American homebuilt airplane

The Bearhawk LSA is an American experimental amateur-built aircraft, designed by Bob Barrows. The aircraft is scratch-built from plans or from a kit sold by Bearhawk Aircraft of Fairview, Oklahoma, United States.

The aircraft was introduced to the public at AirVenture 2012.

==Design and development==
The Bearhawk LSA is a "clean sheet design" inspired by the larger Bearhawk Patrol. The LSA features a strut-braced high-wing, a tandem enclosed cockpit accessed by a single right-side door, fixed conventional landing gear and a single engine in tractor configuration. The cockpit is 31 in wide. In 2015 a quick-build kit was introduced at the U.S Sport Aviation Expo.

The aircraft fuselage is fabricated from welded 4130 steel tubing covered in heat-shrunk aircraft fabric. The aluminum structure wing, covered in flush riveted aluminum sheet, employs a Harry Riblett-designed GA30-613.5 airfoil and does not have flaps. The wing is supported by a single strut per side.
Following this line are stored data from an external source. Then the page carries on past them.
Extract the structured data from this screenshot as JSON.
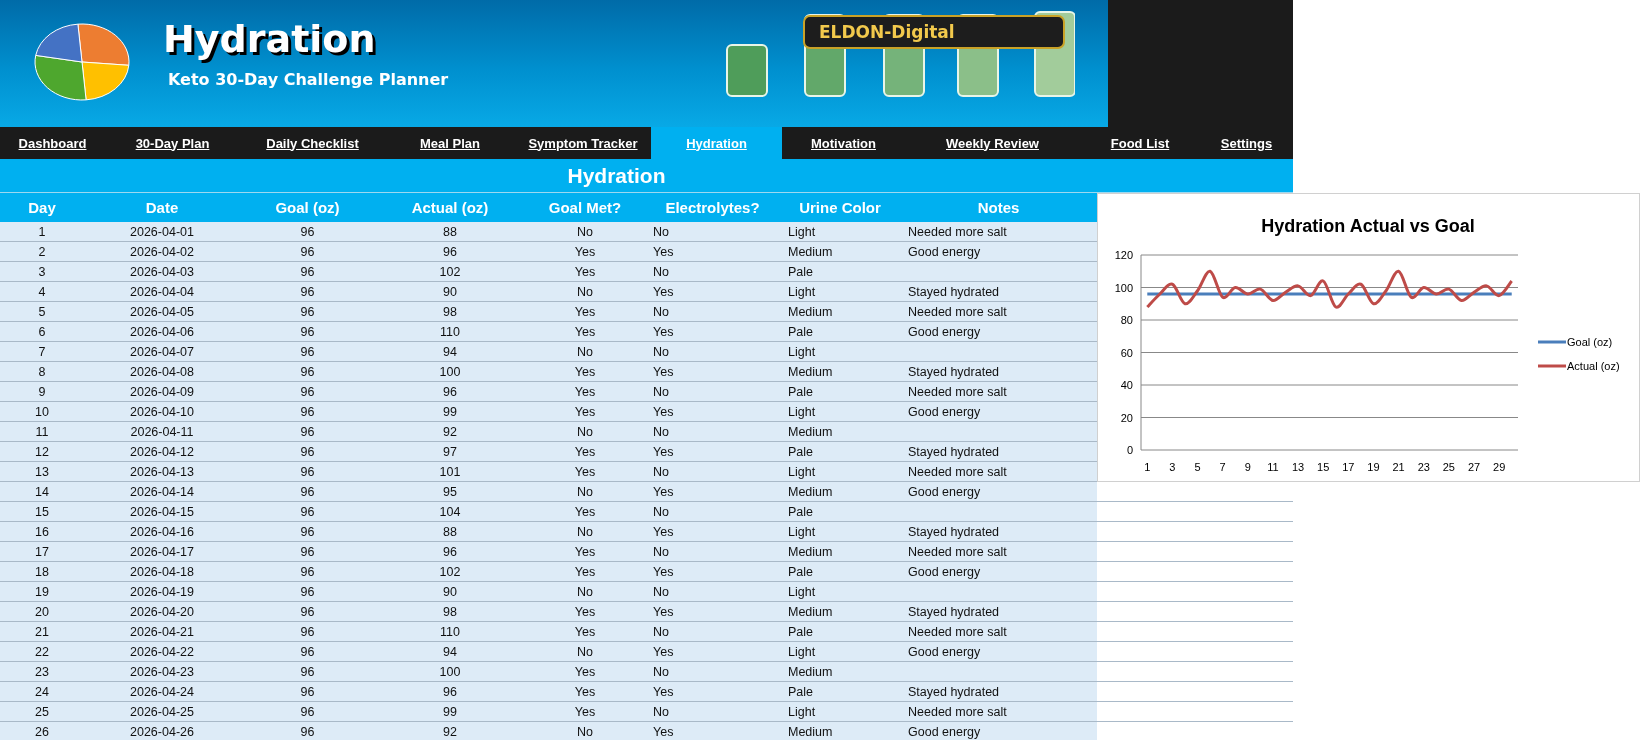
{
  "header": {
    "title": "Hydration",
    "subtitle": "Keto 30-Day Challenge Planner",
    "brand": "ELDON-Digital"
  },
  "nav": [
    {
      "label": "Dashboard",
      "selected": false
    },
    {
      "label": "30-Day Plan",
      "selected": false
    },
    {
      "label": "Daily Checklist",
      "selected": false
    },
    {
      "label": "Meal Plan",
      "selected": false
    },
    {
      "label": "Symptom Tracker",
      "selected": false
    },
    {
      "label": "Hydration",
      "selected": true
    },
    {
      "label": "Motivation",
      "selected": false
    },
    {
      "label": "Weekly Review",
      "selected": false
    },
    {
      "label": "Food List",
      "selected": false
    },
    {
      "label": "Settings",
      "selected": false
    }
  ],
  "section_title": "Hydration",
  "table": {
    "columns": [
      "Day",
      "Date",
      "Goal (oz)",
      "Actual (oz)",
      "Goal Met?",
      "Electrolytes?",
      "Urine Color",
      "Notes"
    ],
    "rows": [
      [
        "1",
        "2026-04-01",
        "96",
        "88",
        "No",
        "No",
        "Light",
        "Needed more salt"
      ],
      [
        "2",
        "2026-04-02",
        "96",
        "96",
        "Yes",
        "Yes",
        "Medium",
        "Good energy"
      ],
      [
        "3",
        "2026-04-03",
        "96",
        "102",
        "Yes",
        "No",
        "Pale"
      ],
      [
        "4",
        "2026-04-04",
        "96",
        "90",
        "No",
        "Yes",
        "Light",
        "Stayed hydrated"
      ],
      [
        "5",
        "2026-04-05",
        "96",
        "98",
        "Yes",
        "No",
        "Medium",
        "Needed more salt"
      ],
      [
        "6",
        "2026-04-06",
        "96",
        "110",
        "Yes",
        "Yes",
        "Pale",
        "Good energy"
      ],
      [
        "7",
        "2026-04-07",
        "96",
        "94",
        "No",
        "No",
        "Light"
      ],
      [
        "8",
        "2026-04-08",
        "96",
        "100",
        "Yes",
        "Yes",
        "Medium",
        "Stayed hydrated"
      ],
      [
        "9",
        "2026-04-09",
        "96",
        "96",
        "Yes",
        "No",
        "Pale",
        "Needed more salt"
      ],
      [
        "10",
        "2026-04-10",
        "96",
        "99",
        "Yes",
        "Yes",
        "Light",
        "Good energy"
      ],
      [
        "11",
        "2026-04-11",
        "96",
        "92",
        "No",
        "No",
        "Medium"
      ],
      [
        "12",
        "2026-04-12",
        "96",
        "97",
        "Yes",
        "Yes",
        "Pale",
        "Stayed hydrated"
      ],
      [
        "13",
        "2026-04-13",
        "96",
        "101",
        "Yes",
        "No",
        "Light",
        "Needed more salt"
      ],
      [
        "14",
        "2026-04-14",
        "96",
        "95",
        "No",
        "Yes",
        "Medium",
        "Good energy"
      ],
      [
        "15",
        "2026-04-15",
        "96",
        "104",
        "Yes",
        "No",
        "Pale"
      ],
      [
        "16",
        "2026-04-16",
        "96",
        "88",
        "No",
        "Yes",
        "Light",
        "Stayed hydrated"
      ],
      [
        "17",
        "2026-04-17",
        "96",
        "96",
        "Yes",
        "No",
        "Medium",
        "Needed more salt"
      ],
      [
        "18",
        "2026-04-18",
        "96",
        "102",
        "Yes",
        "Yes",
        "Pale",
        "Good energy"
      ],
      [
        "19",
        "2026-04-19",
        "96",
        "90",
        "No",
        "No",
        "Light"
      ],
      [
        "20",
        "2026-04-20",
        "96",
        "98",
        "Yes",
        "Yes",
        "Medium",
        "Stayed hydrated"
      ],
      [
        "21",
        "2026-04-21",
        "96",
        "110",
        "Yes",
        "No",
        "Pale",
        "Needed more salt"
      ],
      [
        "22",
        "2026-04-22",
        "96",
        "94",
        "No",
        "Yes",
        "Light",
        "Good energy"
      ],
      [
        "23",
        "2026-04-23",
        "96",
        "100",
        "Yes",
        "No",
        "Medium"
      ],
      [
        "24",
        "2026-04-24",
        "96",
        "96",
        "Yes",
        "Yes",
        "Pale",
        "Stayed hydrated"
      ],
      [
        "25",
        "2026-04-25",
        "96",
        "99",
        "Yes",
        "No",
        "Light",
        "Needed more salt"
      ],
      [
        "26",
        "2026-04-26",
        "96",
        "92",
        "No",
        "Yes",
        "Medium",
        "Good energy"
      ]
    ]
  },
  "chart": {
    "chart_data": {
      "type": "line",
      "title": "Hydration Actual vs Goal",
      "x": [
        1,
        2,
        3,
        4,
        5,
        6,
        7,
        8,
        9,
        10,
        11,
        12,
        13,
        14,
        15,
        16,
        17,
        18,
        19,
        20,
        21,
        22,
        23,
        24,
        25,
        26,
        27,
        28,
        29,
        30
      ],
      "xlim": [
        0.5,
        30.5
      ],
      "ylim": [
        0,
        120
      ],
      "grid": true,
      "legend": "right",
      "yticks": [
        {
          "value": 0,
          "label": "0"
        },
        {
          "value": 20,
          "label": "20"
        },
        {
          "value": 40,
          "label": "40"
        },
        {
          "value": 60,
          "label": "60"
        },
        {
          "value": 80,
          "label": "80"
        },
        {
          "value": 100,
          "label": "100"
        },
        {
          "value": 120,
          "label": "120"
        }
      ],
      "xticks": [
        {
          "value": 1,
          "label": "1"
        },
        {
          "value": 3,
          "label": "3"
        },
        {
          "value": 5,
          "label": "5"
        },
        {
          "value": 7,
          "label": "7"
        },
        {
          "value": 9,
          "label": "9"
        },
        {
          "value": 11,
          "label": "11"
        },
        {
          "value": 13,
          "label": "13"
        },
        {
          "value": 15,
          "label": "15"
        },
        {
          "value": 17,
          "label": "17"
        },
        {
          "value": 19,
          "label": "19"
        },
        {
          "value": 21,
          "label": "21"
        },
        {
          "value": 23,
          "label": "23"
        },
        {
          "value": 25,
          "label": "25"
        },
        {
          "value": 27,
          "label": "27"
        },
        {
          "value": 29,
          "label": "29"
        }
      ],
      "series": [
        {
          "name": "Goal (oz)",
          "color": "#4a7ebb",
          "values": [
            96,
            96,
            96,
            96,
            96,
            96,
            96,
            96,
            96,
            96,
            96,
            96,
            96,
            96,
            96,
            96,
            96,
            96,
            96,
            96,
            96,
            96,
            96,
            96,
            96,
            96,
            96,
            96,
            96,
            96
          ]
        },
        {
          "name": "Actual (oz)",
          "color": "#be4b48",
          "values": [
            88,
            96,
            102,
            90,
            98,
            110,
            94,
            100,
            96,
            99,
            92,
            97,
            101,
            95,
            104,
            88,
            96,
            102,
            90,
            98,
            110,
            94,
            100,
            96,
            99,
            92,
            97,
            101,
            95,
            104
          ]
        }
      ]
    }
  }
}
Recommended engines include the 65 hp Continental A-65, 75 hp Continental A-75 and the 100-110 hp Continental O-200 four-stroke power plants. However, many other engine options are available including Lycoming, Corvair, ULPower, and Rotax with many exceeding 110 hp.
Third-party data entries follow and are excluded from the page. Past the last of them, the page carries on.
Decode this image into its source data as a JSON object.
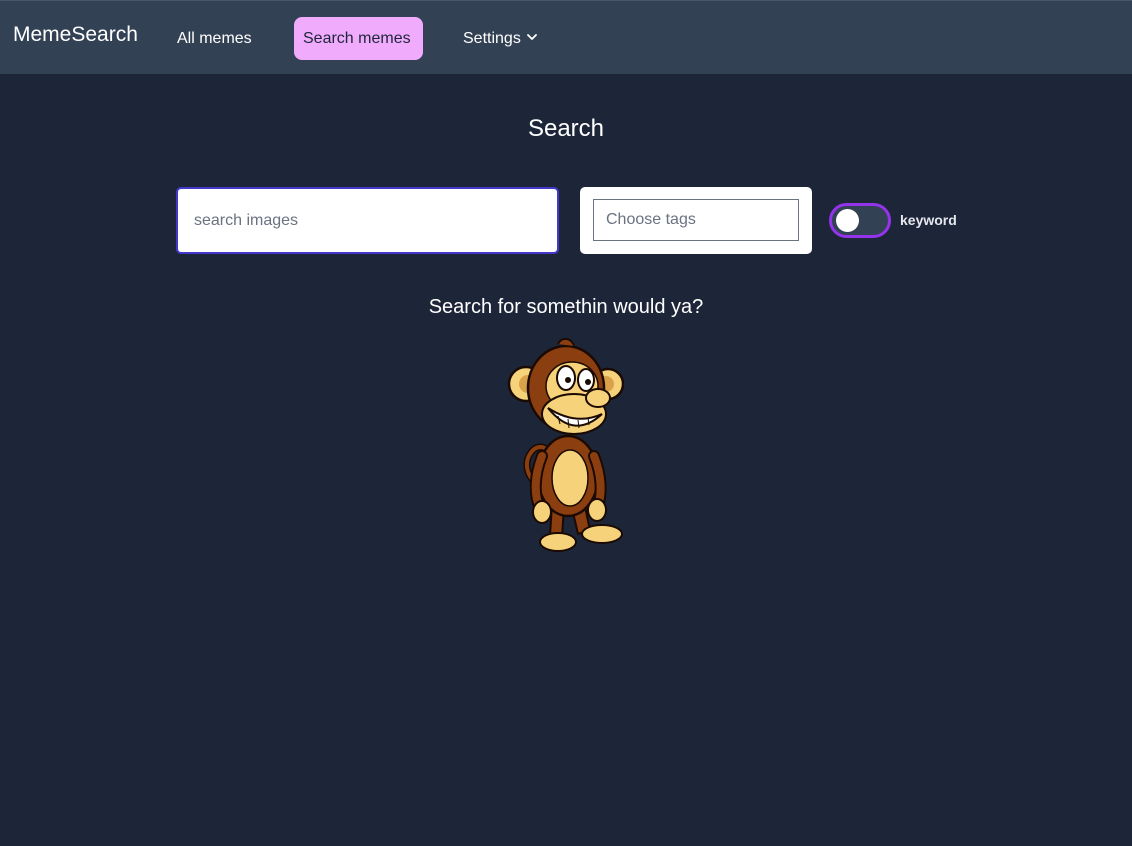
{
  "nav": {
    "brand": "MemeSearch",
    "all_memes": "All memes",
    "search_memes": "Search memes",
    "settings": "Settings"
  },
  "main": {
    "title": "Search",
    "search_placeholder": "search images",
    "tags_placeholder": "Choose tags",
    "toggle_label": "keyword",
    "toggle_on": false,
    "empty_message": "Search for somethin would ya?"
  },
  "icons": {
    "settings_chevron": "chevron-down-icon",
    "illustration": "monkey-illustration"
  },
  "colors": {
    "background": "#1d2639",
    "navbar": "#334155",
    "active_tab": "#f0abfc",
    "search_border": "#4338ca",
    "toggle_border": "#9333ea"
  }
}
The aircraft is designed for a maximum gross weight of 1500 lb in the utility category, but was limited to 1320 lb in the US light-sport aircraft category prior to the changes made by the FAA MOSAIC rules. Under the new rules, sport pilots can now fly this aircraft up to the maximum gross of 1500 lbs.

==Operational history==
As of April 2025, 21 completed airplanes of this model were registered in the United States with the Federal Aviation Administration. Many more are currently being built around the globe as seen on the Bearhawk Forums map.